Now, with Thanksgiving breathing down my neck, did I have a working film scanner? Yes, but no. The lens I had built the entire thing around was a massive weak point and I hadn’t bothered to really look at alternatives the entire time I was developing the system. To be honest, bigger and better lenses just didn’t fit within my narrow requirements, so I ignored them. Now, as I spent hours struggling with fringe motor control issues, I realized the system’s output just wouldn’t be worth keeping. I needed to go back to the drawing board, but I had no time left on the clock.

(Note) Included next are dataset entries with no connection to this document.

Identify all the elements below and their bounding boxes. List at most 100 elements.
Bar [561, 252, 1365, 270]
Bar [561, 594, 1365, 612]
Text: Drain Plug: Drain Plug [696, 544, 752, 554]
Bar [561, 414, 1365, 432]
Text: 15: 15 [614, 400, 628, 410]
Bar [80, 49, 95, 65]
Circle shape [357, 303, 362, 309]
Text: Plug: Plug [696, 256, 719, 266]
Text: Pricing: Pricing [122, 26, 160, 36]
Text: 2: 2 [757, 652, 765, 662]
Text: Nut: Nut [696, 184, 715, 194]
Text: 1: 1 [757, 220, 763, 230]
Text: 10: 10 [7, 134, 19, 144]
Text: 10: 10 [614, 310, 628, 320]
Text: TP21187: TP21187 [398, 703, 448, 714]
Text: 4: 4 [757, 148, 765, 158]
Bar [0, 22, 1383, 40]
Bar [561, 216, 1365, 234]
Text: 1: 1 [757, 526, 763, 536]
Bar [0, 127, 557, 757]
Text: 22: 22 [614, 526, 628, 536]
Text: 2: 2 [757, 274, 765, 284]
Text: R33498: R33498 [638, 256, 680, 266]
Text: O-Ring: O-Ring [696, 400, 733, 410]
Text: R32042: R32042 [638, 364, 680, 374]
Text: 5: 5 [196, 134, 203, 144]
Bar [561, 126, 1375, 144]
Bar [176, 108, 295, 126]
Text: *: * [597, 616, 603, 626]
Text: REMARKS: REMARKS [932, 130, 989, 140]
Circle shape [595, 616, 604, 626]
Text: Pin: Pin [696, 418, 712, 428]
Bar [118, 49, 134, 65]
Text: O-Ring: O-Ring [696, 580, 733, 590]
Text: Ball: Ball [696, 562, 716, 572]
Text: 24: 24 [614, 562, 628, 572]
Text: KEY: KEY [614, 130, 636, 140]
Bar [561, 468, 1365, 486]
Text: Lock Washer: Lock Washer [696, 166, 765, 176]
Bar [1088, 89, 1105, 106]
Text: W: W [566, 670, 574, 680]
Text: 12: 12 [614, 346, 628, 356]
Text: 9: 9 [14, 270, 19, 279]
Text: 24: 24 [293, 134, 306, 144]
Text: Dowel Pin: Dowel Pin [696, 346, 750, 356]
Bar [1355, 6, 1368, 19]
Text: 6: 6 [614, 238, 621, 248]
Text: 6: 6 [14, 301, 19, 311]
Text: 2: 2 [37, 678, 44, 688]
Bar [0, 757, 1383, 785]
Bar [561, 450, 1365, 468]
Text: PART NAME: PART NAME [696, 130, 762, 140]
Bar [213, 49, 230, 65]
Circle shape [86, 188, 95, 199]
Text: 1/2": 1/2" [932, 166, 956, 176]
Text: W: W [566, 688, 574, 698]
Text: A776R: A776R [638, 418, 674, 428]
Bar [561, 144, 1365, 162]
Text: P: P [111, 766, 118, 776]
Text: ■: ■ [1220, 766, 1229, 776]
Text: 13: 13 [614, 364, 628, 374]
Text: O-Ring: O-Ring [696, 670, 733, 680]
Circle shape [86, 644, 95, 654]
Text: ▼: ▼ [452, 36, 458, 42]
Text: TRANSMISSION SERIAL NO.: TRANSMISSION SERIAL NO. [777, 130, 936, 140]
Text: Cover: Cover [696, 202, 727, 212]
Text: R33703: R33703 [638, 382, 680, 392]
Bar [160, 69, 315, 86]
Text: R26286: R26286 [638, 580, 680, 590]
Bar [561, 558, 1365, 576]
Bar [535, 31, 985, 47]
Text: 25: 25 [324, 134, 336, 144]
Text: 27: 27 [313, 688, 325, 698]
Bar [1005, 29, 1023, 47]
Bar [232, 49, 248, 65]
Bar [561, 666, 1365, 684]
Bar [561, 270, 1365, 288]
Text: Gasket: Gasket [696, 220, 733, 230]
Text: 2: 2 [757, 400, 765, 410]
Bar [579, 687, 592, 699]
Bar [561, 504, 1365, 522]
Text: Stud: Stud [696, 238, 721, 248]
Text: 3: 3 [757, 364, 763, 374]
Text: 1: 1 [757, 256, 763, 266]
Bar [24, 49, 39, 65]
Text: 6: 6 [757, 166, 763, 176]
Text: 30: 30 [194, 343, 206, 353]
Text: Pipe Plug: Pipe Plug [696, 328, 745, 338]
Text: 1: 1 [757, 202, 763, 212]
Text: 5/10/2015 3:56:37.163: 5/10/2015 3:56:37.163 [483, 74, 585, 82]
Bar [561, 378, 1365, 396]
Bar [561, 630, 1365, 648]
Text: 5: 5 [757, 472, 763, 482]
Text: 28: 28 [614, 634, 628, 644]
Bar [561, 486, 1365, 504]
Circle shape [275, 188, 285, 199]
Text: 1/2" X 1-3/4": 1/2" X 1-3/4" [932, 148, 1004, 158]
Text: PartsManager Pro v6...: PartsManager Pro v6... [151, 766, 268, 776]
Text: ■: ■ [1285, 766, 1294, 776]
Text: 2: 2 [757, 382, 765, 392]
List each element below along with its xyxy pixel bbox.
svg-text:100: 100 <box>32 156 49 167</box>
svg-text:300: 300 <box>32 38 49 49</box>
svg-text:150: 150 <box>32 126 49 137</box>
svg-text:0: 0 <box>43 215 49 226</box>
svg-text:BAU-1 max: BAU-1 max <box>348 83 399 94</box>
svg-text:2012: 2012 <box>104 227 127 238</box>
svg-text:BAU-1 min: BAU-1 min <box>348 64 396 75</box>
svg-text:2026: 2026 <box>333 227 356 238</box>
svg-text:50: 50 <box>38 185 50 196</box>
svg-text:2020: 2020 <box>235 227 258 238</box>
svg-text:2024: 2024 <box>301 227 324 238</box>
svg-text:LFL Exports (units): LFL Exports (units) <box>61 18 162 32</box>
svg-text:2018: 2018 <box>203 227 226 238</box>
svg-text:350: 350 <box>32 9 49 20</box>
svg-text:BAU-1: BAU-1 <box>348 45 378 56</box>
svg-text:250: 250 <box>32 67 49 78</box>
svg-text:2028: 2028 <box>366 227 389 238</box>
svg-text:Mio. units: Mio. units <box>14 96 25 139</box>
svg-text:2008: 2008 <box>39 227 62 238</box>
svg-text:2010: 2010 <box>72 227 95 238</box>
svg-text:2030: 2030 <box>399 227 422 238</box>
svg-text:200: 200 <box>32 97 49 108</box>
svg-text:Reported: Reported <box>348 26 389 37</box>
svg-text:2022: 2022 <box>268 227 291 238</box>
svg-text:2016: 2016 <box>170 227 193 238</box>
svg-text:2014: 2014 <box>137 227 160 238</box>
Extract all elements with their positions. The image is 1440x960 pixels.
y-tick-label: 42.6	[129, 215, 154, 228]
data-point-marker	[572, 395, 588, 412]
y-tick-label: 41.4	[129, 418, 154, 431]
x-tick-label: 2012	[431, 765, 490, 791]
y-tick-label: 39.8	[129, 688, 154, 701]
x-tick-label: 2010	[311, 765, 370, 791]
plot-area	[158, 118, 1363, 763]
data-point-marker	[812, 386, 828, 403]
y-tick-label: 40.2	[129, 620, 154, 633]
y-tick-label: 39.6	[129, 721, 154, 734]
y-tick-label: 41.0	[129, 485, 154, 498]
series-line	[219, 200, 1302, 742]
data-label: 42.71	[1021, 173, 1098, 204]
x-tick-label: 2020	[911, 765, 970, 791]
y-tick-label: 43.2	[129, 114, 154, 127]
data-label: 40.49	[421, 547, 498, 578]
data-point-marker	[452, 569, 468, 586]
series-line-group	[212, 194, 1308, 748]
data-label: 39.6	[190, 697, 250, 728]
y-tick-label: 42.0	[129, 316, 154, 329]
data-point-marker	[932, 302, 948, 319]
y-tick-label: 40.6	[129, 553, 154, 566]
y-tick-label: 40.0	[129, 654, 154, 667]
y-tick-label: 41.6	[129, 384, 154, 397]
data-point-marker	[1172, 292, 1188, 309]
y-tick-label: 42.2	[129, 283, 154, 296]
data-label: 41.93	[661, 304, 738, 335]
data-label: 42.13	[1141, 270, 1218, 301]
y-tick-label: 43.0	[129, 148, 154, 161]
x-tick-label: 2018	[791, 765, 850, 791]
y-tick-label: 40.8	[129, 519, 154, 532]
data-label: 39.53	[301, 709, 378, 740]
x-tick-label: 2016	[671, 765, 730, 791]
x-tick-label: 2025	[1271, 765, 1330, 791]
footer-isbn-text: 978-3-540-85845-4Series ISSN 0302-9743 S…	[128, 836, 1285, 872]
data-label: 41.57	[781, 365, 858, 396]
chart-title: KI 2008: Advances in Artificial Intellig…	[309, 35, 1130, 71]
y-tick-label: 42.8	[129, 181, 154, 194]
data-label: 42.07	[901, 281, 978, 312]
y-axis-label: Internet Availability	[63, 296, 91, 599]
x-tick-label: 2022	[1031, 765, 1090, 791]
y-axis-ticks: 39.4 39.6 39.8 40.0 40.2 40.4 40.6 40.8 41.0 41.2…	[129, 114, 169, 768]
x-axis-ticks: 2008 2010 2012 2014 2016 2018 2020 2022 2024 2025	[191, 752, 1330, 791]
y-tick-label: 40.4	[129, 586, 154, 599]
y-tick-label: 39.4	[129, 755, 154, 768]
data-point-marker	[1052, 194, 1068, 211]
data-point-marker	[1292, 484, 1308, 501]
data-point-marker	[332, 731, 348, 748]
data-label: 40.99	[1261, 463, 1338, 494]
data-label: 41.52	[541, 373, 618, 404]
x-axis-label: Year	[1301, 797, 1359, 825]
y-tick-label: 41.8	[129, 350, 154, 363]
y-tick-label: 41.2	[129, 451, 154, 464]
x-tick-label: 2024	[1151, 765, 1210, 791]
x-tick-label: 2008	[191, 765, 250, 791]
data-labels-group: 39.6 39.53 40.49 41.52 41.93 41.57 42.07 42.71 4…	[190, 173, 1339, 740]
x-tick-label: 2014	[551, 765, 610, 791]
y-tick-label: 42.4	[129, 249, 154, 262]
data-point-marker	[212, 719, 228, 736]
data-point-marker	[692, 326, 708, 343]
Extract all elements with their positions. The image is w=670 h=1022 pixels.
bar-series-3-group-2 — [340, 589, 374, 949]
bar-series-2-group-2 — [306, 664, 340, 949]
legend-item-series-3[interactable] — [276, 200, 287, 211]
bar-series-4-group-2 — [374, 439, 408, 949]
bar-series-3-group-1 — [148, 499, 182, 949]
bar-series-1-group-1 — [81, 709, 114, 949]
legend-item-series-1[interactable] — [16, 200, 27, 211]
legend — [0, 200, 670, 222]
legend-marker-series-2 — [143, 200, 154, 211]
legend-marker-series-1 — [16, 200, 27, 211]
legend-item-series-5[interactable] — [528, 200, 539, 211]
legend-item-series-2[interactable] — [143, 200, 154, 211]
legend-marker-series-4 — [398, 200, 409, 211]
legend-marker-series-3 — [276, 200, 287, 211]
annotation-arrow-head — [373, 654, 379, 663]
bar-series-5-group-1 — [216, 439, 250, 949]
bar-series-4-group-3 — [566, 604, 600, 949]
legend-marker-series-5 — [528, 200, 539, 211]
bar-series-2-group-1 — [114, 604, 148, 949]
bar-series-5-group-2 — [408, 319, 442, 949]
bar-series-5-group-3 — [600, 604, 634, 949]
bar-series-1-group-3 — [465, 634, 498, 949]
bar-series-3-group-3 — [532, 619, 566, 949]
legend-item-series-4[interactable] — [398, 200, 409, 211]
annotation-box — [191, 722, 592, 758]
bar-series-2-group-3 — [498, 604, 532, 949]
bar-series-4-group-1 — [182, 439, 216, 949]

Here’s some pictures of the last version of my 8mm scanner before I stopped working on it as of November 2022. I’m not happy with it and I don’t think I’ll release the files. I had plans to extend the capacity of the design past 3-inch reels by adding wings. I can also extend the camera track to accommodate a much better lens, like the Componon or Nikkor… but it’s not really my focus right now.
Again, to reiterate: I wish I had found this forum sooner. Much of the work I was doing had already been done by individuals here, and the same roadblocks I was running into they had encountered and conquered. I learned a ton working on this project, so now it’s time to start over.
I ran the numbers and I know now that if I break a few of my self-imposed rules, I can make something much better. I have already begun working on a new design and there’s a sketch in OnShape calling my name. It relies on a few parts from the OpenBuilds catalog.
Hope I can edit this post after I post it, not sure if the images will appear properly. EDIT: Oh good, I can.